映画 ルックバック
アマプラで見た。とても素敵な令和まんが道。
短い時間なのに美味しいところがぎっしり詰まっていた。とても真摯な作りで、要所要所の泣くべきところできっちり泣かせてくる。才能をめぐる煩悶からバディもの、アクションにフィクションラインをねじるようなファンタジー、心情の伏線回収。作る人の掌がまるで「これは特別な作品になる」と言ってるような、よい作品が送り出される時の産声が満ちている。主人公の貧乏ゆすりが、その胎動に現実味を加えている。

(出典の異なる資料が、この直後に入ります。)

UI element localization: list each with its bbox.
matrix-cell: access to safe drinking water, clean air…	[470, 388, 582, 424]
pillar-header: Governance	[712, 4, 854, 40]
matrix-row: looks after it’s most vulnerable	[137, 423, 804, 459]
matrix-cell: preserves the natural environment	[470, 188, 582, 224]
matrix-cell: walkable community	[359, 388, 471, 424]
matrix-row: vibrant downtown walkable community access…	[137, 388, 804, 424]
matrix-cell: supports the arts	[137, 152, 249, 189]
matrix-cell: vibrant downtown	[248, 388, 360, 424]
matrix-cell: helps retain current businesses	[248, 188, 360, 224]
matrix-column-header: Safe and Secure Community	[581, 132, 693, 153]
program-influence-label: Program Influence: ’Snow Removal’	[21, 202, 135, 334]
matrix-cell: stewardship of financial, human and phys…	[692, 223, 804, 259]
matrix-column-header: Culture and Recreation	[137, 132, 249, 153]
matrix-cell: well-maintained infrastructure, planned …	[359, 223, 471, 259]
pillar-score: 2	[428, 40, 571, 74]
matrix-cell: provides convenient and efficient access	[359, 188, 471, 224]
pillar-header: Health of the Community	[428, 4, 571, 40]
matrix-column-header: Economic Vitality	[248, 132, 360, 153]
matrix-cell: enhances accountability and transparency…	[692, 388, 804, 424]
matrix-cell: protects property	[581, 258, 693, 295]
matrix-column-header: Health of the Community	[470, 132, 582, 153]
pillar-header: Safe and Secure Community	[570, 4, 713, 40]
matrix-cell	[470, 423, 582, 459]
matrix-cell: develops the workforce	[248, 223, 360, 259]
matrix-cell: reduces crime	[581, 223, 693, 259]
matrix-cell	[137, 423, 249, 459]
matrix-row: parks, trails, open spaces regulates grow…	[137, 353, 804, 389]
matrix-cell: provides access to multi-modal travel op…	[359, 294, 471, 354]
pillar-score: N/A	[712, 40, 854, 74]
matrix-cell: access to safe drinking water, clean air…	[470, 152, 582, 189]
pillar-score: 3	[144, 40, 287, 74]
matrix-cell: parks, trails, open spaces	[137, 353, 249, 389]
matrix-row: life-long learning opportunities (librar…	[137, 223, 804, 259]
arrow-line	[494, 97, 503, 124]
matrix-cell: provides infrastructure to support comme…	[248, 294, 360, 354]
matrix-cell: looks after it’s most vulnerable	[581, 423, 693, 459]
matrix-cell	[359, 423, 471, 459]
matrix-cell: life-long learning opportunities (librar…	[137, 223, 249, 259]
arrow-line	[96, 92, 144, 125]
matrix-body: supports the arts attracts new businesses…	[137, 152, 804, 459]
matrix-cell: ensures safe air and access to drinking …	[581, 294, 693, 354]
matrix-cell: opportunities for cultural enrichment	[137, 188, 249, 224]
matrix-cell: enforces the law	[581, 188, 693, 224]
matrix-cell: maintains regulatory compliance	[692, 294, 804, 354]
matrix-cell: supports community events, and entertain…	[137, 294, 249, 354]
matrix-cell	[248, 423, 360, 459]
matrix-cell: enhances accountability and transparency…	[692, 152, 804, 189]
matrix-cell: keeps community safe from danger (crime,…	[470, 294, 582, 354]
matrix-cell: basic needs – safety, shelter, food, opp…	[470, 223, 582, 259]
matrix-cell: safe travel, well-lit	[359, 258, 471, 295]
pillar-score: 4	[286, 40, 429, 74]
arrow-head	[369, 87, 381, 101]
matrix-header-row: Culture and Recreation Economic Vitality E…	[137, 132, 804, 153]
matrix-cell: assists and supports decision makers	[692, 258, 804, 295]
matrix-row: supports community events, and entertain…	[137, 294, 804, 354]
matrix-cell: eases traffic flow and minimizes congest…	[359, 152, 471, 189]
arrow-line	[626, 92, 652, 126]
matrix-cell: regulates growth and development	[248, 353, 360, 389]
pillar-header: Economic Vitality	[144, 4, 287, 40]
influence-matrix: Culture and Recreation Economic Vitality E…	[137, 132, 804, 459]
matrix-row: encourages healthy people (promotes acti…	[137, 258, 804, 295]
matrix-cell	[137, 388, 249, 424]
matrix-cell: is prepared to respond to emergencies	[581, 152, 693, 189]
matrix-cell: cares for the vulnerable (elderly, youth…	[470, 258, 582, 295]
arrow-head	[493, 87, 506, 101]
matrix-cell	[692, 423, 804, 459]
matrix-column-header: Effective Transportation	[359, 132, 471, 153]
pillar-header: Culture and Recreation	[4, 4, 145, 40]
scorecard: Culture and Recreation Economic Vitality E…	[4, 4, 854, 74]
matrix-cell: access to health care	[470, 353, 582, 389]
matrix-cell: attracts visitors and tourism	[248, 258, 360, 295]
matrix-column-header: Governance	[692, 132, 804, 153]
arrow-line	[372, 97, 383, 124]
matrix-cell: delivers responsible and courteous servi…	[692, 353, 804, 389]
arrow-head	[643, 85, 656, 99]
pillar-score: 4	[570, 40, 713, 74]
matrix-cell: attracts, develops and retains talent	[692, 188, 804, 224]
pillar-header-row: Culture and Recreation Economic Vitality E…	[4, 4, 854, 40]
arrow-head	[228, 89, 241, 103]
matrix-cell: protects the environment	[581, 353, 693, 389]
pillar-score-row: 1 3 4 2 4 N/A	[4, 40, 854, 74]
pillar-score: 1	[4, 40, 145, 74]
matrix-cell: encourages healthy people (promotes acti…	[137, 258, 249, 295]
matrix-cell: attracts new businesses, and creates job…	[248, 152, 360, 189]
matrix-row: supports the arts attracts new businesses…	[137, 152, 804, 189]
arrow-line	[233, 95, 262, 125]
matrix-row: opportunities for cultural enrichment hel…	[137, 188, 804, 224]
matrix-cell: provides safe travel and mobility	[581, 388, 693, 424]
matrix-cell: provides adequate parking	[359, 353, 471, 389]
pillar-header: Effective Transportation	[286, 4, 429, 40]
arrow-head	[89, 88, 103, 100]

何度もグッときたし、ふたりの登場人物の顔がなんかずっと揺れてたり震えてたりして、本当に生きてるみたいだった。誰にも勧められる、すばらしい映画だった。
この映画を見るのは、本当は二回目だ。
一回目は劇場で見た。ひとりで見た。
いちおう妻を誘ったけど、たぶん断られることもわかっていた。最初からひとりで見に行くつもりだった。
当時、webで噂になっていた原作の漫画をうっかり読んでしまい、けっこう食らってしまったのだ。
で、食らったはいいものの、別にその話を誰かとすることもなく、大人の嗜みとして、エモーションは折り畳んでしまい込んだ。あんまりはしたないのも、あれなので。
たぶん、僕みたいな大人はいっぱいいたと思う。
みんな、自分の話と重ね合わせてしまったのだ。
で、僕みたいな大人が劇場公開の報を知った時、やっぱりどうしようか悩んだと思う。
僕も2日くらい悩んで、結局ひとりで映画館に行った。
観客は30人ほど。結構多かった。カップルは半分以下で、あとはみんな一人だった。
予告が終わると、観客全員の首が上を向いた。
映画が始まる瞬間を、みんなで見た。
今アマプラで見た二回目ほどの感動はなかった。
最初から最後まで、ずっと確認作業をしているみたいだった。映画が終わるまでバカ丁寧に一生懸命あちこちを確認していた。なんだか目が力んでいた。楽しむような感じではなかった。泣かなかった。
エンドロールをみんなで見た。
やっぱりみんな、首が上を向いていた。僕も同じく。
足早に劇場を出ると9時を過ぎていた。
ロビーに座っていると、ほぼ全員、あちこちに座ってスマホに何かを打ち込んでいる。カップルはみんなロビーを通って外に出ていた。そこにまだ居座っているのは、全員一人の客だった。
みんな俯いていた。全員の顔にスマホの光が反射していた。
たぶんみんな同じだ。みんなやられて、背中を押し出されるようにして、ここに憑き物を落としにきたのだった。
僕もみんなと同じように俯いて、スマホを点灯させた。
SNSだ。この場で今書かなきゃ意味がない。
映画が良かったのかどうかは、あまり憶えていない。作品としては、二回目のアマプラ鑑賞のほうが断然堪能できた。けれど、劇場であんな体験をしたことは初めてだった。
誰と示し合わせた訳でもないけれど、とにかくあの日、持て余す自分をどうにかするためにそこまで足を運んで、この映画をみんなで見たのだ。そして、みんなで見ることでようやく、確かに憑物はそこに落ちたのだった。